Barbara Hammer In Person
Sponsored by Seattle Gay News
Apr 24
Barbara Hammer, on tour with her first book HAMMER! Making Movies Out of Sex and Life, presents films from four decades of work in this rare celebration at Northwest Film Forum. Films from each decade will be screened and Barbara will read short passages from her new book.
Soundtrack For A Revolution
Apr 30 - May 05
(Bill Guttentag, Dan Sturman, USA, 2009, Digi-Beta, 82 min)
Soundtrack For A Revolution is a fascinating chronicle of the protest songs that inspired American civil rights activists during the 1950s and 60s. Music was crucial in helping protesters as they faced down brutal aggression with non-violence, and the energy of the freedom songs, many of which evolved from slave chants and the black church, swept people up and encouraged them to carry on.
Typeface
May 04 - May 05
(Justine Nagan, 2009, DigiBeta, 60 min)
In an age of digital design and portable media, this new documentary explores the twilight of an analog craft and the small town museum that once was a thriving center of the printing industry. Typeface investigates the history of wood type, introduces us to proponents of the letterpress process around the country, and champions the convergence of modern design and traditional technique.
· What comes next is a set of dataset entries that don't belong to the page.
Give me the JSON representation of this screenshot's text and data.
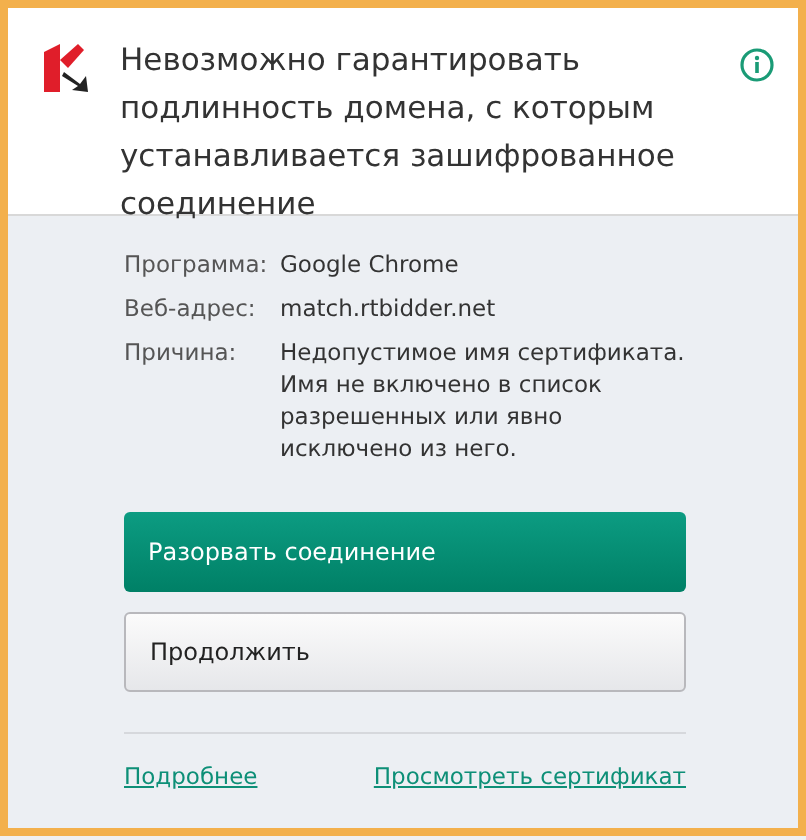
{
  "header": {
    "title": "Невозможно гарантировать подлинность домена, с которым устанавливается зашифрованное соединение"
  },
  "details": [
    {
      "label": "Программа:",
      "value": "Google Chrome"
    },
    {
      "label": "Веб-адрес:",
      "value": "match.rtbidder.net"
    },
    {
      "label": "Причина:",
      "value": "Недопустимое имя сертификата. Имя не включено в список разрешенных или явно исключено из него."
    }
  ],
  "buttons": [
    {
      "label": "Разорвать соединение",
      "kind": "primary"
    },
    {
      "label": "Продолжить",
      "kind": "secondary"
    }
  ],
  "links": [
    "Подробнее",
    "Просмотреть сертификат"
  ]
}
The Annual Northwest Film Forum Gala
A fundraiser for Northwest Film Forum
May 06
Save the date! Our Annual Gala is a dinner, a party and a show, and this year we are moving all three to the glamorous Georgetown Ballroom. The evening starts with cocktails at 6, and continues with dinner, a live auction and a film program. It ends at 9, when the after-hours dancing begins.
Breath Made Visible
Sponsored by Velocity Dance and Northwest Dance Network
May 07 - May 12
(Ruedi Gerber, Swtizerland, 2009, Beta-SP, 80 min)
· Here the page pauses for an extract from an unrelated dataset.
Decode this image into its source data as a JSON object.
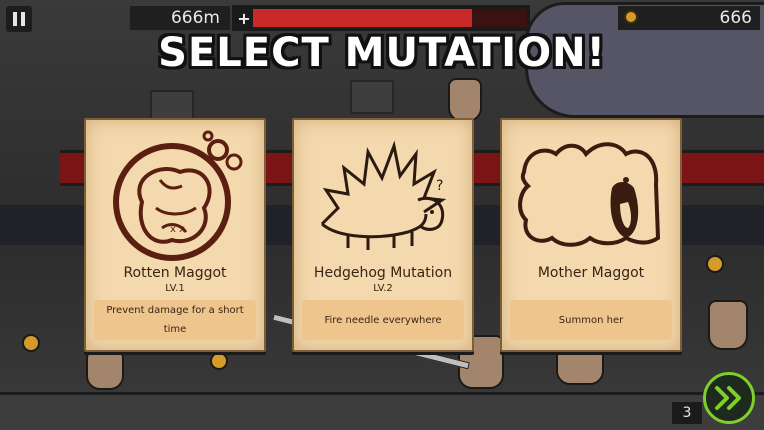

Since she was a small child, Anna Halprin has danced. Now at 89, she still possesses the grace and romanticism of her youth. Halprin has spent her life spreading a gospel of healing and wholeness through self-expression—an extraordinary story that unfolds, with the help of fascinating interviews and archival performance footage, as a moving and beautiful tribute to one of Northern California's most beloved and inspirational artists.
Peter Pan
Mother's Day Special: A CD Release party and screening of Peter Pan, with live harp accompaniment by Leslie McMichael With special refreshments for all mothers and children!
May 09
(Herbert Brenon, 1924, USA, video, 105 min)
Live music gives new life to this amazing 1924 classic version of Peter Pan, lovingly restored after having been "misplaced" for over 70 years. Prepare to fly to another place and time, where magic is in the air and children never have to grow up.
Condomillenium
May 13 - May 15
Join us for a performance spectacle written and directed by Marya Sea Kaminski. Inspired by the transformation of Seattle’s Pike-Pine corridor and developed from interviews with politicians, activists, developers, children, comedians, and construction workers, this event brings performance, video, live music and absurd fantasy together to paint a picture of our evolving urban landscape and the places we call home.
Concert Film Challenge Screenings
May 18
To honor our musical heritage, this quarter we asked local filmmakers to turn their eyes on the music scene and make concert films no longer than 5 minutes for the Concert Film Challenge.